The combatants, of course, were Tom Brady’s Patriots and Donovan McNabb’s Eagles.

New England was trying to win its third Super Bowl in four years and become the first team since the 1998 Broncos to win back-to-back Lombardis, and this year’s Patriots are trying to be the first team since those Patriots to turn both those tricks.

New England was 16-2; Philadelphia was 15-3.

That one opened with the Patriots as seven-point favorites with a total of 46½; this one opened with New England as a 6½-point favorite – although it has since moved to 4½ and 48, respectively.

The story of the week leading up to XXXIX was Terrell Owens’ attempt to return from a seven-week absence with a broken ankle and play the game with two screws still inserted, and this year’s main focus was on Rob Gronkowski’s efforts to clear the concussion protocol and return to the New England lineup.

The second-biggest story was the impending departure after the game of Bill Belichick’s offensive coordinator, Charlie Weis, and defensive coordinator, Romeo Crennell. Sometime in the next 24 to 48 hours, Belichick’s current coordinators – Josh McDaniels and Matt Patricia – will be named the head coaches of the Indianapolis Colts and Detroit Lions, respectively.

And Bill Murray has walked by me here in the media workroom at noon on the button every day since I arrived in town last Monday. (The Murray sightings are the only piece here that isn’t 100 percent accurate.)

The similarities between XXXIX and LII are uncanny.

The game in Jacksonville was a defensive struggle tied, 10-10, going into the fourth quarter before the Patriots scored 10 points in the first 6:17 of the final stanza and then hung on to win, 24-21.

Can these Eagles avoid a similar fate? They match up much better with this crew of Patriots than the 2004 version.

Much has been made of the season-ending injury to Eagles franchise quarterback Carson Wentz, but the reality is his backup, Nick Foles, has accomplished everything Wentz has in their respective careers – and in fact just a tad more.

Philly’s ability to win on offense will be dictated far more by the success of its superior ground game behind two-time Pats Super Bowl champion LeGarrette Blount and Jay Ajayi and the fact that the Patriot defense has allowed 4.7 yards a rush this season but only 3.5 in the playoffs.

Defensively, the Eagles also have the best front seven on the field, and their front four is the deepest in the NFL and possibly the best at creating pressure without bringing additional rushers.

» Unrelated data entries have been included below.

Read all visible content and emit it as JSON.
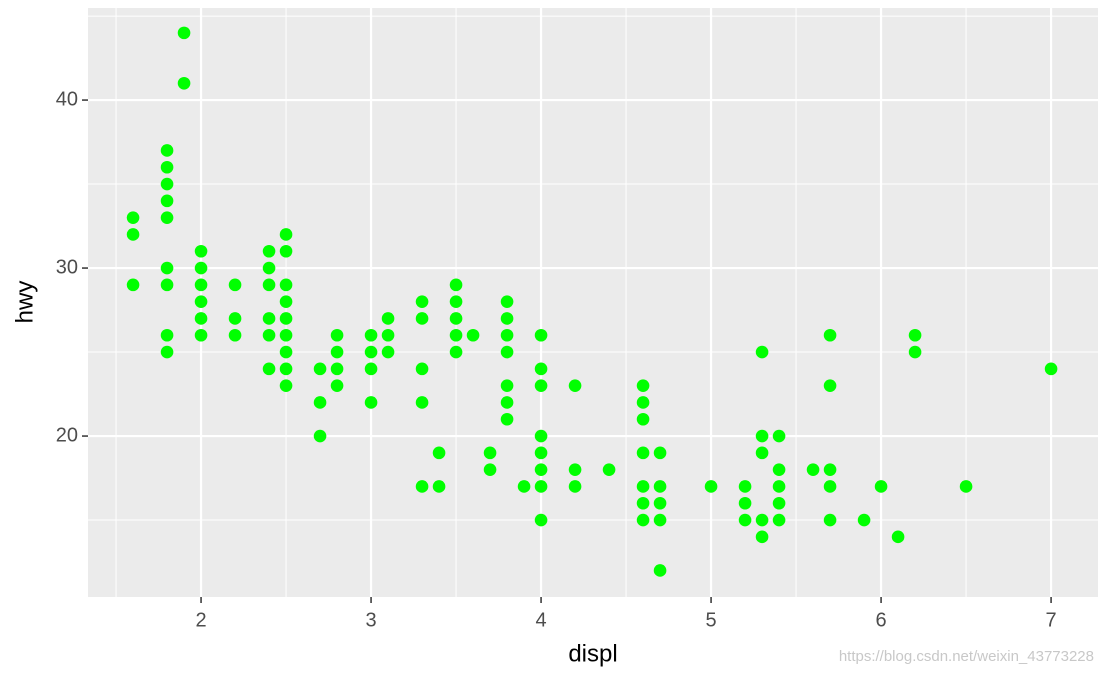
{
  "chart_data": {
    "type": "scatter",
    "x_label": "displ",
    "y_label": "hwy",
    "watermark": "https://blog.csdn.net/weixin_43773228",
    "color": "#00ff00",
    "x": [
      1.6,
      1.6,
      1.6,
      1.8,
      1.8,
      1.8,
      1.8,
      1.8,
      1.8,
      1.8,
      1.8,
      1.8,
      1.9,
      1.9,
      2.0,
      2.0,
      2.0,
      2.0,
      2.0,
      2.0,
      2.2,
      2.2,
      2.2,
      2.4,
      2.4,
      2.4,
      2.4,
      2.4,
      2.4,
      2.5,
      2.5,
      2.5,
      2.5,
      2.5,
      2.5,
      2.5,
      2.5,
      2.5,
      2.7,
      2.7,
      2.7,
      2.8,
      2.8,
      2.8,
      2.8,
      3.0,
      3.0,
      3.0,
      3.0,
      3.1,
      3.1,
      3.1,
      3.3,
      3.3,
      3.3,
      3.3,
      3.3,
      3.4,
      3.4,
      3.5,
      3.5,
      3.5,
      3.5,
      3.5,
      3.6,
      3.7,
      3.7,
      3.8,
      3.8,
      3.8,
      3.8,
      3.8,
      3.8,
      3.8,
      3.9,
      4.0,
      4.0,
      4.0,
      4.0,
      4.0,
      4.0,
      4.0,
      4.0,
      4.2,
      4.2,
      4.2,
      4.4,
      4.6,
      4.6,
      4.6,
      4.6,
      4.6,
      4.6,
      4.6,
      4.7,
      4.7,
      4.7,
      4.7,
      4.7,
      5.0,
      5.2,
      5.2,
      5.2,
      5.3,
      5.3,
      5.3,
      5.3,
      5.3,
      5.4,
      5.4,
      5.4,
      5.4,
      5.4,
      5.6,
      5.7,
      5.7,
      5.7,
      5.7,
      5.7,
      5.9,
      6.0,
      6.1,
      6.2,
      6.2,
      6.5,
      7.0
    ],
    "values": [
      33,
      32,
      29,
      37,
      36,
      35,
      34,
      33,
      30,
      29,
      26,
      25,
      44,
      41,
      31,
      30,
      29,
      28,
      27,
      26,
      29,
      27,
      26,
      31,
      30,
      29,
      27,
      26,
      24,
      32,
      31,
      29,
      28,
      27,
      26,
      25,
      24,
      23,
      24,
      22,
      20,
      26,
      25,
      24,
      23,
      26,
      25,
      24,
      22,
      27,
      26,
      25,
      28,
      27,
      24,
      22,
      17,
      19,
      17,
      29,
      28,
      27,
      26,
      25,
      26,
      19,
      18,
      28,
      27,
      26,
      25,
      23,
      22,
      21,
      17,
      26,
      24,
      23,
      20,
      19,
      18,
      17,
      15,
      23,
      18,
      17,
      18,
      23,
      22,
      21,
      19,
      17,
      16,
      15,
      19,
      17,
      16,
      15,
      12,
      17,
      17,
      16,
      15,
      25,
      20,
      19,
      15,
      14,
      20,
      18,
      17,
      16,
      15,
      18,
      26,
      23,
      18,
      17,
      15,
      15,
      17,
      14,
      26,
      25,
      17,
      24
    ],
    "xlim": [
      1.335,
      7.276
    ],
    "ylim": [
      10.42,
      45.48
    ],
    "xticks": [
      2,
      3,
      4,
      5,
      6,
      7
    ],
    "yticks": [
      20,
      30,
      40
    ],
    "x_minor_ticks": [
      1.5,
      2.5,
      3.5,
      4.5,
      5.5,
      6.5
    ],
    "y_minor_ticks": [
      15,
      25,
      35,
      45
    ],
    "grid": true
  }
}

If Philadelphia succeeds in soiling Brady’s pocket and forces him to hurry throws into seven-man coverages, it will steal a page from the formula the Giants used to hand Brady his only two Super Bowl defeats, in XLII and XLVI.

The Eagles’ strongest MVP candidates are Blount, Ajayi, Brandon Graham and Malcolm Jenkins (Fletcher Cox may dominate but won’t pile up stats to snag the award).

For New England, on offense Brady and Co. just have to be themselves – control the pace with runs and short tosses to James White and Dion Lewis, split the seams with Gronkowski, hit a few plays downfield to Brandin Cooks and Chris Hogan and convert third downs with Danny Amendola.

Defensively, the Pats have to limit – but not necessarily stop – Blount and Ajayi, and the secondary with Devin McCourty, Stephon Gilmore and Malcolm Butler is the best group on the field and their biggest advantage.

Which Eagles receiver actually scares a defense?

Patriots MVP candidates as always start with Brady and include Gronk, Lewis, White, Amendola, McCourty and Gilmore.

Predictions? They’re like rear ends – everybody has one and they’re only good for two things. You figure it out.

All I’ll say is I’m never picking against Belichick and Brady again until somebody beats them.